Top 10 skills and expertise of Fortune 100 Class of 2016
The Fortune 100 Class of 2016 enhances gender diversity
Nearly 40% of the Fortune 100 Class of 2016 are women, compared to less than a quarter of incumbents and less than one-fifth of the exiting directors. Newly appointed women directors also are slightly younger than male counterparts (57 compared to 59).
Distribution of Fortune 100 female directorships
Only about half of the Fortune 100 Class of 2016 are current or former CEOs
While experience as a CEO is often cited as a historical first cut for search firms,as corporate executives or have non-corporate backgrounds (e.g., scientists, academics and former government officials). Ten percent worked at an institutional investor, an experience which was highlighted to communicate the company’s interest in shareholder perspectives. Another 9% were described as bringing experience in innovation or having the capability to drive innovation. It’s also notable that 17% of the entering class appear to be joining a public company board for the first time.
Fortune 100 Class of 2016 director backgrounds (% of directors)
The Fortune 100 Class of 2016 tends to be younger than their director counterparts
. Although most directors are between 50 and 67, nearly 10% of the entering class was under 50 compared to 1% of incumbent directors. Over half of exiting directors were age 68 or older.
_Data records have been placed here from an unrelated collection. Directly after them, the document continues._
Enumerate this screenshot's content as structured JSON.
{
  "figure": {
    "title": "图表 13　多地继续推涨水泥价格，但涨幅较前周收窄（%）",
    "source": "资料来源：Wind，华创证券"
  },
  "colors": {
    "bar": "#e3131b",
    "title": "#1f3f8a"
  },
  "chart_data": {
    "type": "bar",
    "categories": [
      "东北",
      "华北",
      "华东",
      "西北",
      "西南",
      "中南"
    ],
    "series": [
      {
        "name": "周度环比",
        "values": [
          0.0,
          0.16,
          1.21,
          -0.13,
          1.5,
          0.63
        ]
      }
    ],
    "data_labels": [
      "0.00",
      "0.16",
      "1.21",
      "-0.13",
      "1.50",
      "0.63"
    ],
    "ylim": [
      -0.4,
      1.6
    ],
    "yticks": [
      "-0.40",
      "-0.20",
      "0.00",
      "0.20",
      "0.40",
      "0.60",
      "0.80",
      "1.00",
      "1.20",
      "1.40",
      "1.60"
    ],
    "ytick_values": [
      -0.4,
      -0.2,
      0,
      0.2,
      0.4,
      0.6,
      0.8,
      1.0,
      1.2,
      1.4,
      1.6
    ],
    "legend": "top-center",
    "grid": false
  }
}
Distribution of Fortune 100 directorships by age
Members of the Fortune 100 Class of 2016 are mainly being added to audit committees
Entering directors are more likely to join the audit committee during their first year on the board. While the committee service of incumbent directors appears to be fairly evenly distributed, the exiting group was most likely to hold positions on the nominating and governance committees.
Distribution of Fortune 100 key committee membership
How does the Russell 3000 Class of 2016 compare?
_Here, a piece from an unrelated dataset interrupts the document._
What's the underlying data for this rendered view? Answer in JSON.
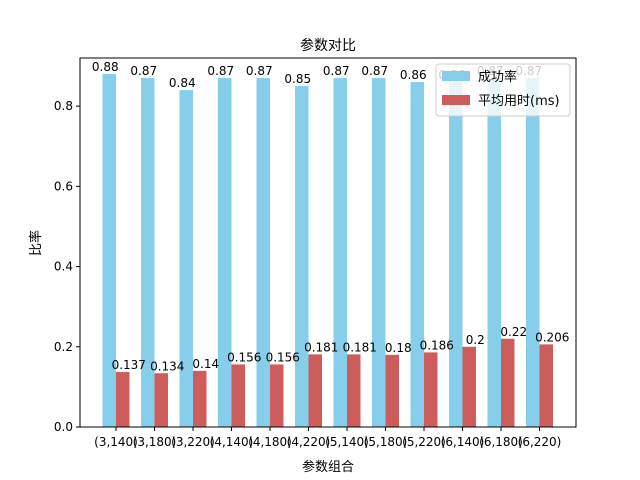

Significantly fewer Russell 3000 companies added at least one independent director following the company’s 2015 annual meeting, and those that did added fewer independent directors. The Russell 3000 Class of 2016 independent directors tend to be slightly younger than the Fortune 100 Class of 2016, and when it comes to key committee membership, they’re also most likely to join the audit committee in their first year on the board. Just around a quarter is female, however, showing that smaller company boards have a steeper climb ahead to achieve gender parity.
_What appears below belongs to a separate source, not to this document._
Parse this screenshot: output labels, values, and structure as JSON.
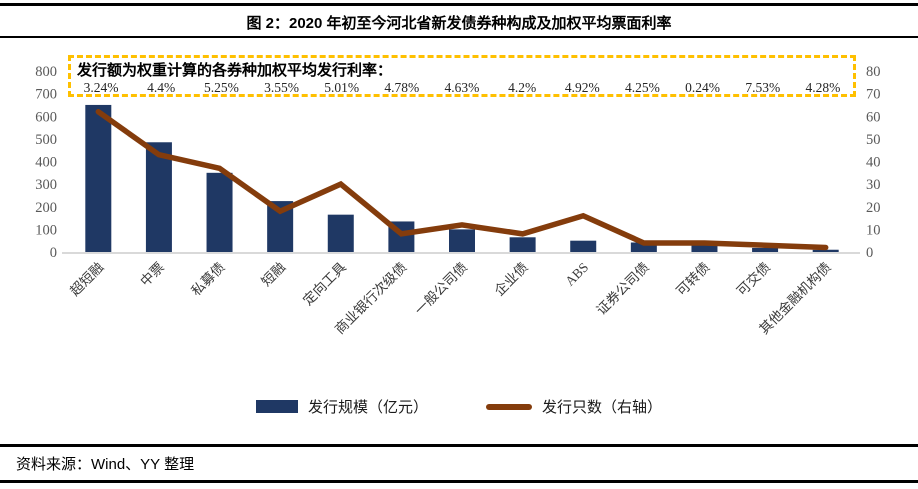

Questions for the nominating and governance committee to consider
- How current and relevant are the skills of incumbent directors to the company’s long-term strategy?
- Given increasing attention to director qualifications, including by shareholder activists, do existing company disclosures effectively communicate the strengths of incumbent directors?
- How diverse is the board — defined as including considerations such as age, gender, race, ethnicity, nationality — in addition to skills and expertise?
- How can the board’s existing succession planning efforts and approach to considering director candidates be enhanced?